Ada Retakan Gres Di Gunung Anak Krakatau, Begini Klarifikasi Bmkg


Gambar dilansir dari linetoday

Gunung Anak Krakatau kembali retak, masyarakat harus tetap waspada...

Badan Meteorologi, Klimatologi dan Geofisika (BMKG) menuturkan, retakan gres ini bervolume 67 juta kubik dengan panjang sekitar 1 kilometer. Jika sewaktu-waktu longsor, dihawatirkan akan kembali terjadi tsunami.

Berikut klarifikasi lengkap BMKG...

BMKG menemukan retakan gres di tubuh Gunung Anak Krakatau.

Menurut Kepala BMKG, Prof Dwikorita Karnawati, retakan itu muncul sehabis gunung mengalami penyusutan dari 338 mdpl menjadi 110 mdpl.

Hal ini disampaikan Dwikorita di Posko Terpadu Tsunami Selat Sunda, Labuan, Kabupaten Pandeglang, Selasa (1/1/2019).

Dwikorita menyampaikan jikalau menurut pantauan terbaru BMKG lewat udara, gunung Anak Krakatau sudah landai. Ada asap mengepul dari bawah air laut.

"Pantauan terbaru kami lewat udara, gunung sudah landai, asap mengepul dari bawah air laut.

Tapi di tubuh gunung yang tersisa di permukaan, ada celah yang mengepul terus mengeluarkan asap, celah itu pastinya dalam, bukan celah biasa," kata Dwikorita sebagaimana dikutip dari Kompas.com.

Terdapa dua retakan


Muncul 2 Retakan Baru di Gunung Anak Krakatau, BMKG Khawatirkan Tsunami Susulan (grid.id)

Dwikorita juga menyampaikan terdapat dua retakan gres dalam satu garis lurus di salah satu sisi tubuh Gunung Anak Krakatau.

Dwikorita menduga, retakan itu terjadi karena adanya getaran tinggi yang muncul ketika erupsi gunung Anak Krakatau.

Munculnya retakan gres itu menciptakan BMKG khawatir akan terjadi tsunami susulan.

Hal ini dikarenakan kondisi bawah bahari Gunung Anak Krakatau ketika terdapat jurang di sisi barat hingga selatan.

"Yang kami khawatirkan di bawah bahari curam, di atas landai.

Jika retakan tersambung, kemudian ada getaran, ini sanggup terdorong dan sanggup roboh (longsor)" ujar Dwikorita menjelaskan.
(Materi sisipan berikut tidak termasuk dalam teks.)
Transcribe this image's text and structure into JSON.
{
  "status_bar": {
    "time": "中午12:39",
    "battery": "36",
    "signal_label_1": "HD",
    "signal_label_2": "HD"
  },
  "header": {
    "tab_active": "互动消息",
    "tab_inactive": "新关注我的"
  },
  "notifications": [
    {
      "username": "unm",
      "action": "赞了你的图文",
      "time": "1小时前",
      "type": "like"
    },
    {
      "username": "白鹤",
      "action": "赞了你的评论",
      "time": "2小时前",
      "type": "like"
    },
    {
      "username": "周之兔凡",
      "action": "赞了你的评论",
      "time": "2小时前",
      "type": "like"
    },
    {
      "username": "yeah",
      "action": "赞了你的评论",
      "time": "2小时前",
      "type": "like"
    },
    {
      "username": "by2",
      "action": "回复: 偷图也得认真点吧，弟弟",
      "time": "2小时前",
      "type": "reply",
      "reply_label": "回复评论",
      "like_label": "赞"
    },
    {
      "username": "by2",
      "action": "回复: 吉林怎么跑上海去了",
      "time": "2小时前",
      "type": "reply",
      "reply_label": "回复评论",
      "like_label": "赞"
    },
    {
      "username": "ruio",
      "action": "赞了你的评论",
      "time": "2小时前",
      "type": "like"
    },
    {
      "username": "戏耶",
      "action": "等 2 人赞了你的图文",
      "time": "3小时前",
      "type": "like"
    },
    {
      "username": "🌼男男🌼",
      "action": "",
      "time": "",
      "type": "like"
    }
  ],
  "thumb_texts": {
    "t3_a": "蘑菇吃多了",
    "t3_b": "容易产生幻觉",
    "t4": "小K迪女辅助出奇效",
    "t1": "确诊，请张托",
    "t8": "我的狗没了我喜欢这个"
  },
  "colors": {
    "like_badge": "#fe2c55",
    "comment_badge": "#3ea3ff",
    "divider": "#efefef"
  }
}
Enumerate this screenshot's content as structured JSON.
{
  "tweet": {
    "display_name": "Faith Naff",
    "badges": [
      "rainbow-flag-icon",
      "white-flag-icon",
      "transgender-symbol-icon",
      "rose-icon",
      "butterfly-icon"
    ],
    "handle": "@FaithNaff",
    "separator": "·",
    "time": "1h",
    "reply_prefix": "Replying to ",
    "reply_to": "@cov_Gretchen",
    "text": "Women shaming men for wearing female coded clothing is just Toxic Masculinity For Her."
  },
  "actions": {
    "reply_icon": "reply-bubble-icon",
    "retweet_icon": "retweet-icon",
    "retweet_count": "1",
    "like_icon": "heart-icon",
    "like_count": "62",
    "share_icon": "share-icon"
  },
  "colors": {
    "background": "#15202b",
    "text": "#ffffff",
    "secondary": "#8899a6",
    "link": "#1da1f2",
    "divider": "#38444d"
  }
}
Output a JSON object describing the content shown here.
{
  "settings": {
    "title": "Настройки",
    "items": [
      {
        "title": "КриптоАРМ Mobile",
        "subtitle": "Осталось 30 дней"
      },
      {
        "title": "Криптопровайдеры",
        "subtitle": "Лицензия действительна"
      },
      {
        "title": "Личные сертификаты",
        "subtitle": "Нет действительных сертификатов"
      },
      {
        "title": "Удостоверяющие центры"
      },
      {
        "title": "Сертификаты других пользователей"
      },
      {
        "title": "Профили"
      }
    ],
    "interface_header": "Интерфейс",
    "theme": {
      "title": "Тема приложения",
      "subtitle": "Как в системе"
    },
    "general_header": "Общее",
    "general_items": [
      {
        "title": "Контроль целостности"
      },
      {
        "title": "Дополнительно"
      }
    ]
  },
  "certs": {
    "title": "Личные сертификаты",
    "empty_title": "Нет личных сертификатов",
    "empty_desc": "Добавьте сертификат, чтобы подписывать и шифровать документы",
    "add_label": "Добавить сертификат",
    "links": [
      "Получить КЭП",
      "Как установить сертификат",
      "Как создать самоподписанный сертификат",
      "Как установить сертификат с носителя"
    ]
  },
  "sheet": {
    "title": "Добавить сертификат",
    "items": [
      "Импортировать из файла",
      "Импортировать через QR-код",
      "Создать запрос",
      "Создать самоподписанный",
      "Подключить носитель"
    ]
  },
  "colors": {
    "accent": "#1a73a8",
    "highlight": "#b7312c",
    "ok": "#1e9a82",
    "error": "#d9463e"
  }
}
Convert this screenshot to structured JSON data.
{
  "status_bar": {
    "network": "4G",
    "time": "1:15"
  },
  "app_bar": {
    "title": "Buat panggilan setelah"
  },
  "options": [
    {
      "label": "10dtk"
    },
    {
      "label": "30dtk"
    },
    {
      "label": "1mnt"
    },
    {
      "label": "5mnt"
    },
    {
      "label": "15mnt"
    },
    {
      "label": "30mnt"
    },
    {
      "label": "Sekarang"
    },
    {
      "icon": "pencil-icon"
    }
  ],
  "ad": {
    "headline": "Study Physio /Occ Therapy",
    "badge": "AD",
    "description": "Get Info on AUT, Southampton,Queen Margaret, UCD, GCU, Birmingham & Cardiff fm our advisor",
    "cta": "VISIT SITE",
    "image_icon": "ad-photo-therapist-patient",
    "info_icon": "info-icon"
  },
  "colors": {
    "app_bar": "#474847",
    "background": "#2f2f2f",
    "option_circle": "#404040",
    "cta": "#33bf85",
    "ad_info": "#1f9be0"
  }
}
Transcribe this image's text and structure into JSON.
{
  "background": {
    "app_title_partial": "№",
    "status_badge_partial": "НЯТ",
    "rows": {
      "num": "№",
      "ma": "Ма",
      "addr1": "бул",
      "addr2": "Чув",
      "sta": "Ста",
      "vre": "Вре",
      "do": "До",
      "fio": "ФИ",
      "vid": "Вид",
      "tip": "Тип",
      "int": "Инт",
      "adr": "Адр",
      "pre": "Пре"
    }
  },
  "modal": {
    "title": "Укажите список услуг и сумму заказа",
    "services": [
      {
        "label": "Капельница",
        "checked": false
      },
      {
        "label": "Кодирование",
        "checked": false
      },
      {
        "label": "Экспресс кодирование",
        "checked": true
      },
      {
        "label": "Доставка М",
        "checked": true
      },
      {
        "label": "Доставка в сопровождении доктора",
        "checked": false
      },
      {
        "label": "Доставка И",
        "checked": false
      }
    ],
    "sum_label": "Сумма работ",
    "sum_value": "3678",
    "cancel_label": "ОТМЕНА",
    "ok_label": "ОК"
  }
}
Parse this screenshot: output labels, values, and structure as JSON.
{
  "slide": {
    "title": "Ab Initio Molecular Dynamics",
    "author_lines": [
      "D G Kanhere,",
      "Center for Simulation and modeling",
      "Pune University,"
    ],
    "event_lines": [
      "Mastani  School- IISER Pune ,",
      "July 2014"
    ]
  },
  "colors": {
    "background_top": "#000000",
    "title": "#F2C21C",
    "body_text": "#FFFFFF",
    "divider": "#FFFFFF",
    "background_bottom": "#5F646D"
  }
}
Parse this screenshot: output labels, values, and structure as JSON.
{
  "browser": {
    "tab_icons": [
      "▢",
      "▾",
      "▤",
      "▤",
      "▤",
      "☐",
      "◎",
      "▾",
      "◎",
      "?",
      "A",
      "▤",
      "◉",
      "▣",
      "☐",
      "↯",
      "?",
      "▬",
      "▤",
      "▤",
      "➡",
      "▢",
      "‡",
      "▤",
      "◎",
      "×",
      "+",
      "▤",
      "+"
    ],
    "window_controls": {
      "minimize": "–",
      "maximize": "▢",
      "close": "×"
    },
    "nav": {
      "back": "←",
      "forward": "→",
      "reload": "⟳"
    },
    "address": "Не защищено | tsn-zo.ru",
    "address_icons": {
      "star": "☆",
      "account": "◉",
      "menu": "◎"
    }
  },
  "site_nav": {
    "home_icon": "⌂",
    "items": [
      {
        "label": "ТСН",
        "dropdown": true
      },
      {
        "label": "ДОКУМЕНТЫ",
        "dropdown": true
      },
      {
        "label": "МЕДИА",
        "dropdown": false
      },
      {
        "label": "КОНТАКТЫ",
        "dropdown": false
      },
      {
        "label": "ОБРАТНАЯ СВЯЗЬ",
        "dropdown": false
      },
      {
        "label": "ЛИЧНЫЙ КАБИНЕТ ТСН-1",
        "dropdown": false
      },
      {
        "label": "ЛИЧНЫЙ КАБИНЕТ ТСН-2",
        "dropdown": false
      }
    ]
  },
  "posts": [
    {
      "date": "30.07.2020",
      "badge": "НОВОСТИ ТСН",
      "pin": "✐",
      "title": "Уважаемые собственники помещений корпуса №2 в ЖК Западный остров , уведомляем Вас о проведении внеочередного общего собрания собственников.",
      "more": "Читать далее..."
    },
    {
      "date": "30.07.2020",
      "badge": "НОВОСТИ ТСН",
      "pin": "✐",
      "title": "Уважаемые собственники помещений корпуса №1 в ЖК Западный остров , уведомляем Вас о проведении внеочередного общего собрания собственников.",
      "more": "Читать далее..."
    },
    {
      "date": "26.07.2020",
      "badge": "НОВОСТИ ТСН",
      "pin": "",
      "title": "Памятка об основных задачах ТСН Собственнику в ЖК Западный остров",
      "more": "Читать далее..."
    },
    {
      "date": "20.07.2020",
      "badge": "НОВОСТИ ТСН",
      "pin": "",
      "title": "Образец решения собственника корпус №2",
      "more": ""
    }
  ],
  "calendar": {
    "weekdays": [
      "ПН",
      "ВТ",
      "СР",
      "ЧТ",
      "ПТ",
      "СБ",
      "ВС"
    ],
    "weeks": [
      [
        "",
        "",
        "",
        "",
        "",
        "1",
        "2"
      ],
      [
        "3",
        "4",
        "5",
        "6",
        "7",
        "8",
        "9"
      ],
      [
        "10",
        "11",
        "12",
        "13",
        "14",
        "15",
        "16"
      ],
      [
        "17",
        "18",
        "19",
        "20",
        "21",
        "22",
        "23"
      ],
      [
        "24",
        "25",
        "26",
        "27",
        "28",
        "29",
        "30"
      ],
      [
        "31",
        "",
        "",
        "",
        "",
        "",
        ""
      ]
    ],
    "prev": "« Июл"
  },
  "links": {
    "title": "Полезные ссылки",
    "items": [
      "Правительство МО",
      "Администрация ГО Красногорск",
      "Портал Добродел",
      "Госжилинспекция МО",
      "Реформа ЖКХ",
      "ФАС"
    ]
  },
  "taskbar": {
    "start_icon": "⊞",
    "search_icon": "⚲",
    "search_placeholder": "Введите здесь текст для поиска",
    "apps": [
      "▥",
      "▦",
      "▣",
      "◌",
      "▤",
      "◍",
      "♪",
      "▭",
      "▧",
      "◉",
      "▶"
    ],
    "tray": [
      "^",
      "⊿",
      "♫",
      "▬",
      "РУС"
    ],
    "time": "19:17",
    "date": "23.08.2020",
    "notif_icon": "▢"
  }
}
Bagian tubuh gunung Anak Krakatau yang diduga akan longsor sebab retakan tersebut bervolume 67 juta kubik dengan panjang sekitar 1 kilometer.

Volume tersebut lebih kecil dari longsoran yang menimbulkan tsunami Selat Sunda pada Sabtu (22/12/2018) lalu.

"Jika ada potensi tsunami, tentu harapannya tidak menyerupai yang kemarin, namun kami meminta masyarakat untuk waspada ketika berada di zona 500 meter sekitar pantai" tandasnya.

:

Sensor Dampak Erupsi

Sementara dilansir dari liputan6.com, BMKG telah memasang sensor water level dan sensor curah hujan untuk mengantisipasi dini efek erupsi Gunung Anak Krakatau terhadap tinggi gelombang laut.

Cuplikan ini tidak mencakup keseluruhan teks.